Former Bytes Technology Group CEO Neil Murphy has expressed his relief after confirming the Financial Conduct Authority (FCA) has closed its enquiry into him.
Murphy abruptly resigned from the LSE-listed software and cloud services giant in February after admitting he had made a number of undisclosed share trades.
The FCA’s subsequent preliminary enquiry into his regulatory breach of the Market Abuse Regulations has now formally concluded, Murphy told IT Channel Oxygen.
The regulator has closed its case with no sanctions against him, while clarifying the areas of concern that his actions had raised, IT Channel Oxygen understands.
Both Bytes Technology Group and the FCA declined to comment.
“Free to pursue opportunities”
Murphy said he was “thankful and pleased that it is now all behind me” and that he can now “pursue new professional challenges”.
“After 40 years of work I’ve been enjoying my free time but was never able to fully relax with the FCA enquiry hanging over my head,” Murphy said.

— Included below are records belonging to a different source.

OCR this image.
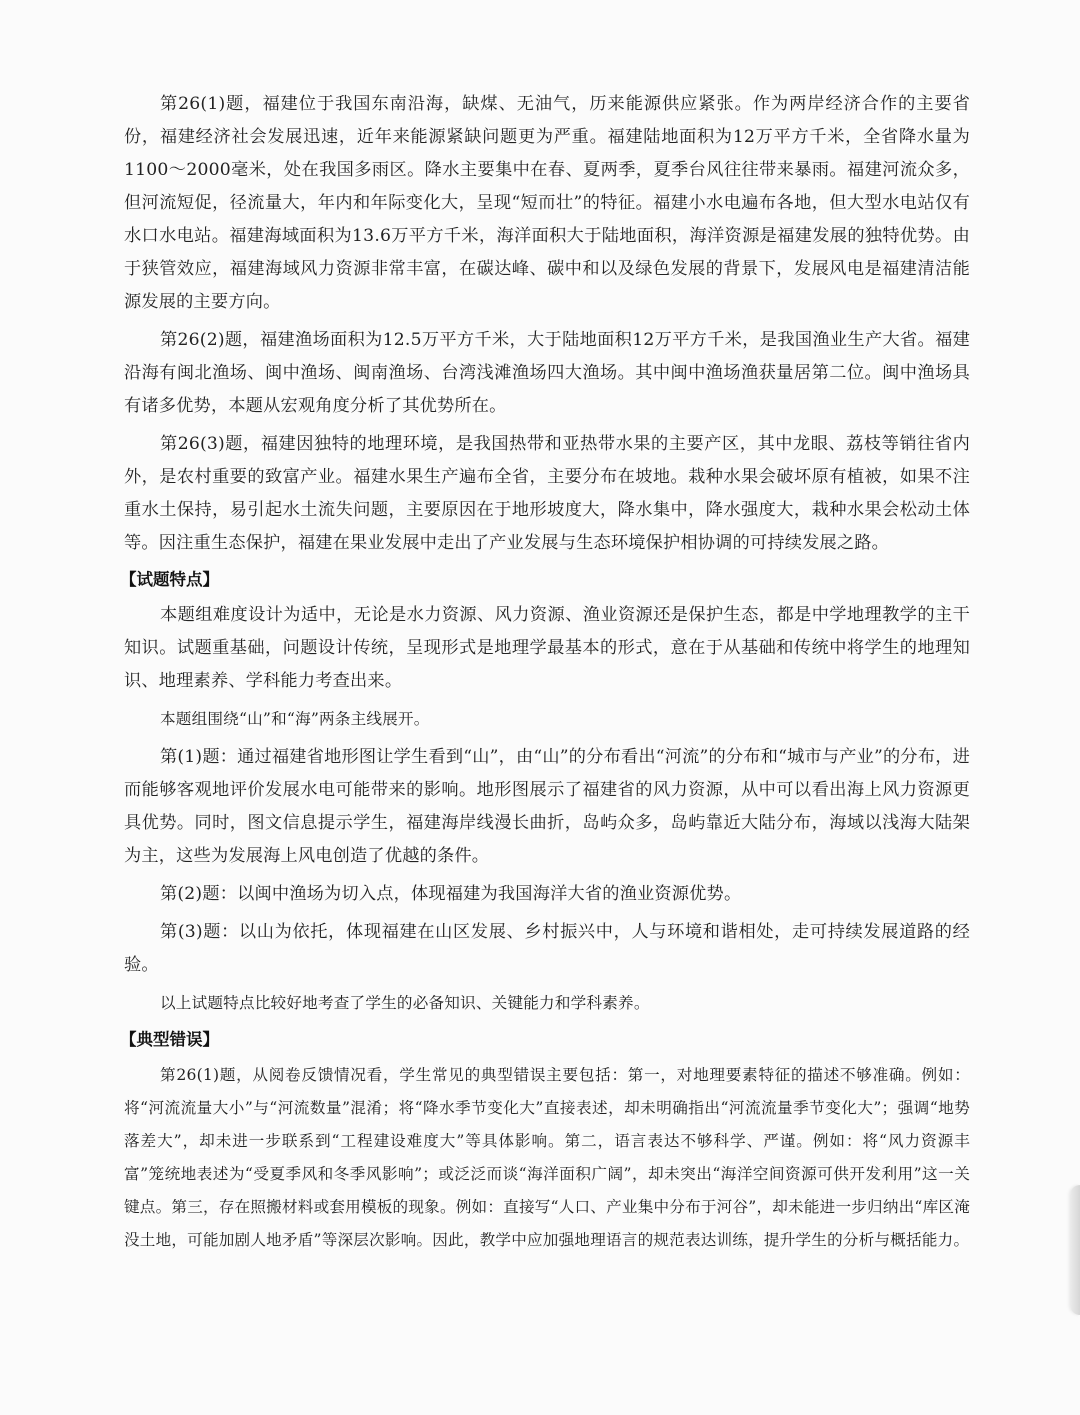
第26(1)题，福建位于我国东南沿海，缺煤、无油气，历来能源供应紧张。作为两岸经济合作的主要省份，福建经济社会发展迅速，近年来能源紧缺问题更为严重。福建陆地面积为12万平方千米，全省降水量为1100～2000毫米，处在我国多雨区。降水主要集中在春、夏两季，夏季台风往往带来暴雨。福建河流众多，但河流短促，径流量大，年内和年际变化大，呈现“短而壮”的特征。福建小水电遍布各地，但大型水电站仅有水口水电站。福建海域面积为13.6万平方千米，海洋面积大于陆地面积，海洋资源是福建发展的独特优势。由于狭管效应，福建海域风力资源非常丰富，在碳达峰、碳中和以及绿色发展的背景下，发展风电是福建清洁能源发展的主要方向。

第26(2)题，福建渔场面积为12.5万平方千米，大于陆地面积12万平方千米，是我国渔业生产大省。福建沿海有闽北渔场、闽中渔场、闽南渔场、台湾浅滩渔场四大渔场。其中闽中渔场渔获量居第二位。闽中渔场具有诸多优势，本题从宏观角度分析了其优势所在。

第26(3)题，福建因独特的地理环境，是我国热带和亚热带水果的主要产区，其中龙眼、荔枝等销往省内外，是农村重要的致富产业。福建水果生产遍布全省，主要分布在坡地。栽种水果会破坏原有植被，如果不注重水土保持，易引起水土流失问题，主要原因在于地形坡度大，降水集中，降水强度大，栽种水果会松动土体等。因注重生态保护，福建在果业发展中走出了产业发展与生态环境保护相协调的可持续发展之路。

【试题特点】

本题组难度设计为适中，无论是水力资源、风力资源、渔业资源还是保护生态，都是中学地理教学的主干知识。试题重基础，问题设计传统，呈现形式是地理学最基本的形式，意在于从基础和传统中将学生的地理知识、地理素养、学科能力考查出来。

本题组围绕“山”和“海”两条主线展开。

第(1)题：通过福建省地形图让学生看到“山”，由“山”的分布看出“河流”的分布和“城市与产业”的分布，进而能够客观地评价发展水电可能带来的影响。地形图展示了福建省的风力资源，从中可以看出海上风力资源更具优势。同时，图文信息提示学生，福建海岸线漫长曲折，岛屿众多，岛屿靠近大陆分布，海域以浅海大陆架为主，这些为发展海上风电创造了优越的条件。

第(2)题：以闽中渔场为切入点，体现福建为我国海洋大省的渔业资源优势。

第(3)题：以山为依托，体现福建在山区发展、乡村振兴中，人与环境和谐相处，走可持续发展道路的经验。

以上试题特点比较好地考查了学生的必备知识、关键能力和学科素养。

【典型错误】

第26(1)题，从阅卷反馈情况看，学生常见的典型错误主要包括：第一，对地理要素特征的描述不够准确。例如：将“河流流量大小”与“河流数量”混淆；将“降水季节变化大”直接表述，却未明确指出“河流流量季节变化大”；强调“地势落差大”，却未进一步联系到“工程建设难度大”等具体影响。第二，语言表达不够科学、严谨。例如：将“风力资源丰富”笼统地表述为“受夏季风和冬季风影响”；或泛泛而谈“海洋面积广阔”，却未突出“海洋空间资源可供开发利用”这一关键点。第三，存在照搬材料或套用模板的现象。例如：直接写“人口、产业集中分布于河谷”，却未能进一步归纳出“库区淹没土地，可能加剧人地矛盾”等深层次影响。因此，教学中应加强地理语言的规范表达训练，提升学生的分析与概括能力。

“It still doesn’t detract from the unease that sits with me due to the issues I caused my old colleagues, but at least we can all move forward now.
“So now I am free to pursue the opportunities that have been presented to me if I choose to do so.”
Murphy grew Bytes Technology Group from a £30m-turnover business to a market goliath with sales of £1.8bn, overseeing its acquisition of rival Phoenix Software in 2017 and its stock market flotation in 2020. It ranked 4th in IT Channel Oxygen’s recent Oxygen 250.
He resigned in February after admitting to engaging in 119 unauthorised and undisclosed share trades between January 2021 and November 2023.
Bytes Technology Group’s board completed its own investigation into the circumstances related to Murphy’s resignation in May.
It found “no evidence that Mr Murphy’s share dealing involved any other parties, nor any evidence of a wider pattern of misconduct by Mr Murphy impacting or implicating any of BTG’s staff, customers or suppliers”.